In this past year Tobias has grown to be quite an amazing person. He steals our attention, makes us laugh, and fills our hearts with such joy!
He has learned how to walk, which these days is more like a run. He is very observant and will copy what he sees us do. He loves music and will dance whenever he hears a beat. He is funny, and has even mastered his own fake laugh.
This year has been a year I am so grateful for. I am so grateful to God for gifting us with this little man. He fits into our family beautifully – even with his two big brothers who love him to bits!
Do I think our family is complete? Almost. The baby fever is creeping up on me, and the thought of having another baby fills me with excitement. So yes, our family is full, but I think we can fit one more in 😉
Do I still think of Briela, even though we have an amazing one year old, 4 year old and 6 year old? Everyday. I still miss her and am realizing that I will never not miss her. I will never be without some degree of sadness or longing in my thoughts of her.
I wondered before about the idea of having a hole in my heart for the rest of my life, as some people had told me.
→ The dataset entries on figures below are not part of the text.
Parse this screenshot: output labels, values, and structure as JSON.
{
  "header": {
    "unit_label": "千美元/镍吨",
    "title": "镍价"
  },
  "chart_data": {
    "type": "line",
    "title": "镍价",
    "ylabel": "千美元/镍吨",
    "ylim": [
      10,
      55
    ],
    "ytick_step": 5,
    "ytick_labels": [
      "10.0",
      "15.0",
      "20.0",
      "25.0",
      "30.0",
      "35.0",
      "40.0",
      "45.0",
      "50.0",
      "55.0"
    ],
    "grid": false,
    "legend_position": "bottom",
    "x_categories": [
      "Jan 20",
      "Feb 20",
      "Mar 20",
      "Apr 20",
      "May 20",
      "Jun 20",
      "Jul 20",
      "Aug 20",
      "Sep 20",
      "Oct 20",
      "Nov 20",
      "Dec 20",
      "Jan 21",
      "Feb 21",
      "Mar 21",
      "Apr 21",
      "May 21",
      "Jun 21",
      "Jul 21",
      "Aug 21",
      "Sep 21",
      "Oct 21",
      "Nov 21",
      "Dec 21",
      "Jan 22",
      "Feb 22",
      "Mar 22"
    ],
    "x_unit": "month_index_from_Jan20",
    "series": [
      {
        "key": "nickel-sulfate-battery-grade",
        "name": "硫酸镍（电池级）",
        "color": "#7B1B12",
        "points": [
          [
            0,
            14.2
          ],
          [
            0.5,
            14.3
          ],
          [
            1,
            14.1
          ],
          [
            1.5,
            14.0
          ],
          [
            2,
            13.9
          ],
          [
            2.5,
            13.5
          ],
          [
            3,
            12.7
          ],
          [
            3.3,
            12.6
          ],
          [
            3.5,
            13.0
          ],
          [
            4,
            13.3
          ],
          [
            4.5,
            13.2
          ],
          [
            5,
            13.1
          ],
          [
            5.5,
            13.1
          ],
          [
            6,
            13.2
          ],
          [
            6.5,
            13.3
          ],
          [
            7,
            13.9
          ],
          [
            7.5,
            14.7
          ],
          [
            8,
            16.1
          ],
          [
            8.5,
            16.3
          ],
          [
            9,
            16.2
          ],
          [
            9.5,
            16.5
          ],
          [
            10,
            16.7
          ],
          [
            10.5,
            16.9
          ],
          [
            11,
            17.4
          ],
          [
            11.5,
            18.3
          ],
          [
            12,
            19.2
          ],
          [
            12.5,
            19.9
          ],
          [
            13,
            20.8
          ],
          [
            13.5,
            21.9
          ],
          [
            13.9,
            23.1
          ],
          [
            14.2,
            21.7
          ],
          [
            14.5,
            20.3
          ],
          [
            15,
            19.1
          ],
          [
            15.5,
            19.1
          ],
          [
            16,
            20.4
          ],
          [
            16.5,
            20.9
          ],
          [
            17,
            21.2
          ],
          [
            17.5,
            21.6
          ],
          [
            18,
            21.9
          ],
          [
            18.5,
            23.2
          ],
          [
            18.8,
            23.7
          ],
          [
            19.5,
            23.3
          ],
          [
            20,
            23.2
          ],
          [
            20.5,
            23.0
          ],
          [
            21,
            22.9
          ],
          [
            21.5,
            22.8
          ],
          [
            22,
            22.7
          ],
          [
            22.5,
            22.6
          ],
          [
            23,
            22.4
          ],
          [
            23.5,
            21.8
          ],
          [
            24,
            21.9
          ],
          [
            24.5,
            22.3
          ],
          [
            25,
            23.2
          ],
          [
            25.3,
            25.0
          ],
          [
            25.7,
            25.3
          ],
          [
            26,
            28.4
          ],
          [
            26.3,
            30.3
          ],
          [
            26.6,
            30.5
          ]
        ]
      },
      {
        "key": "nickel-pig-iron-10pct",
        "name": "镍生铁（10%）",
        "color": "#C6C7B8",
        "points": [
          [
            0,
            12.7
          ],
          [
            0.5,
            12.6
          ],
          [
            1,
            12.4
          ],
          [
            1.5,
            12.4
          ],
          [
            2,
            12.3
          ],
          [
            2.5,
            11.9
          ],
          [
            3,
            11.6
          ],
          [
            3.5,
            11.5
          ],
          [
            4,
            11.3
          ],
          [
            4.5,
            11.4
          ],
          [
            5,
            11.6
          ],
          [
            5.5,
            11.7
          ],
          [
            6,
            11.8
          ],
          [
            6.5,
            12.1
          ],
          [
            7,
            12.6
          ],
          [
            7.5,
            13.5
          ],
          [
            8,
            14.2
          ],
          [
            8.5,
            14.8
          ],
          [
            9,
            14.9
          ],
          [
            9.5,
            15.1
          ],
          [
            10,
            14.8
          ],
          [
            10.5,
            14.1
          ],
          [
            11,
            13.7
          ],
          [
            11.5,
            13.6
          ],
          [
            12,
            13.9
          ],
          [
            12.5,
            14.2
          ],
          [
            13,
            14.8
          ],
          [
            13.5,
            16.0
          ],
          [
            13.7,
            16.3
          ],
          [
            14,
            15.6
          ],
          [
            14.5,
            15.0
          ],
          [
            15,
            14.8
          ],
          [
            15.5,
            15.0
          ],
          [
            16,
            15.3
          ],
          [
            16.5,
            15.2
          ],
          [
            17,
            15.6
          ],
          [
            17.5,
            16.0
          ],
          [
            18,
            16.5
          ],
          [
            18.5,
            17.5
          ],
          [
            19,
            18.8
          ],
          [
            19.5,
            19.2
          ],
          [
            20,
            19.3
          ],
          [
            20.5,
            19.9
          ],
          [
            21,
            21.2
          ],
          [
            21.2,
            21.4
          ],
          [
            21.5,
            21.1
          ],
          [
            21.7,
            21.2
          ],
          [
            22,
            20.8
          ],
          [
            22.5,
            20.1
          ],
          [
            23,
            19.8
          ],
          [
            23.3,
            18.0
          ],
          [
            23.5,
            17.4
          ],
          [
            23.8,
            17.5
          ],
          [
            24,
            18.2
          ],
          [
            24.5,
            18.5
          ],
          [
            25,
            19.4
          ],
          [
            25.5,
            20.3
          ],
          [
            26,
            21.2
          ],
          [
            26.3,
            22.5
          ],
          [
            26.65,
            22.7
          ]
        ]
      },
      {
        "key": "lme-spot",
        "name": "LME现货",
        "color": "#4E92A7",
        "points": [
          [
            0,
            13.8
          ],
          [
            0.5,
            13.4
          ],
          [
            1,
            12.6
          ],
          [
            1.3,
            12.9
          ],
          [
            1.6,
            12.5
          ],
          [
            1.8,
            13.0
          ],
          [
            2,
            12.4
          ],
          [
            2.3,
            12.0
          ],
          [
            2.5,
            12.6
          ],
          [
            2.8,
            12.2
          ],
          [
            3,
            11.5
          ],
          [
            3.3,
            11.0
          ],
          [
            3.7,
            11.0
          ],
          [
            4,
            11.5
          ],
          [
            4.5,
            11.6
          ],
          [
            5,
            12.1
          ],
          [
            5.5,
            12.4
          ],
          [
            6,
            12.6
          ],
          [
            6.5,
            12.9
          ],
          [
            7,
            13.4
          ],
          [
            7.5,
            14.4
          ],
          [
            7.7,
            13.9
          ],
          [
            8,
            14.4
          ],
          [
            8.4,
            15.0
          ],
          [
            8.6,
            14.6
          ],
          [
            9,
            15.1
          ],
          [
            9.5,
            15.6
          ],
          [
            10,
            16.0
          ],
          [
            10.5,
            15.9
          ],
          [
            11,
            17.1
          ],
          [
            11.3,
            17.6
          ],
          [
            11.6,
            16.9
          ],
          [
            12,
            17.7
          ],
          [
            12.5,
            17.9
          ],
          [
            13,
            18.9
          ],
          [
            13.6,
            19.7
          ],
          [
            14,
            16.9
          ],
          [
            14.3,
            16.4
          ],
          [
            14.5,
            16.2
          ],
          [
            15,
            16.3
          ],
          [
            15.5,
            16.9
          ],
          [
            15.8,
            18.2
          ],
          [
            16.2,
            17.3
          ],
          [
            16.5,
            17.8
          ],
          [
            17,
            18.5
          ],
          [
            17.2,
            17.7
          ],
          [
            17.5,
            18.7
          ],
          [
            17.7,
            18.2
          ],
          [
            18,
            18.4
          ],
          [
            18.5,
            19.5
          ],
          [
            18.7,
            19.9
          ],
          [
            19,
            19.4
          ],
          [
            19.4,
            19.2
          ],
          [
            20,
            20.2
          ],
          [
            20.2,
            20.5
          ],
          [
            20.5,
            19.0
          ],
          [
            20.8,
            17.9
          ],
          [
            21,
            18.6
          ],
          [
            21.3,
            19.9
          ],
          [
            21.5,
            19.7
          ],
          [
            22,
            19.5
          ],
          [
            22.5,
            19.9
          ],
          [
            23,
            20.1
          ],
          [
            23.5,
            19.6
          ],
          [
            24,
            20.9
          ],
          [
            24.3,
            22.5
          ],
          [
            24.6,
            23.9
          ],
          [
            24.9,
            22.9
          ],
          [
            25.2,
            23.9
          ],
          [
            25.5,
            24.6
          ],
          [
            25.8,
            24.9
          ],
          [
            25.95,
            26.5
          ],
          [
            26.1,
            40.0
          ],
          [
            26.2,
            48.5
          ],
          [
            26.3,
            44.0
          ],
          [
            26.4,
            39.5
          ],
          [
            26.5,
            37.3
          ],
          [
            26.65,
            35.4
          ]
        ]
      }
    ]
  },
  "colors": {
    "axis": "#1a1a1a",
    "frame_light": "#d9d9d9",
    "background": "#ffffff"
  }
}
I still believe that God is the restorer and fills any voids we may have in our lives, but I think it’s totally normal to have a scar leftover, just like the cesarean scar left on my body where Briela emerged from. It’s a reminder of what was. My body is now healed, but that little scar will always remain.
And the God of all grace, who called you to his eternal glory in Christ, after you have suffered a little while, will himself restore you and make you strong, firm and steadfast.
1 Peter 5:10
So… Happy First Birthday to my dear, wonderful Tobias.
Your name means goodness of God, and this past year has been a testament to that with you in it!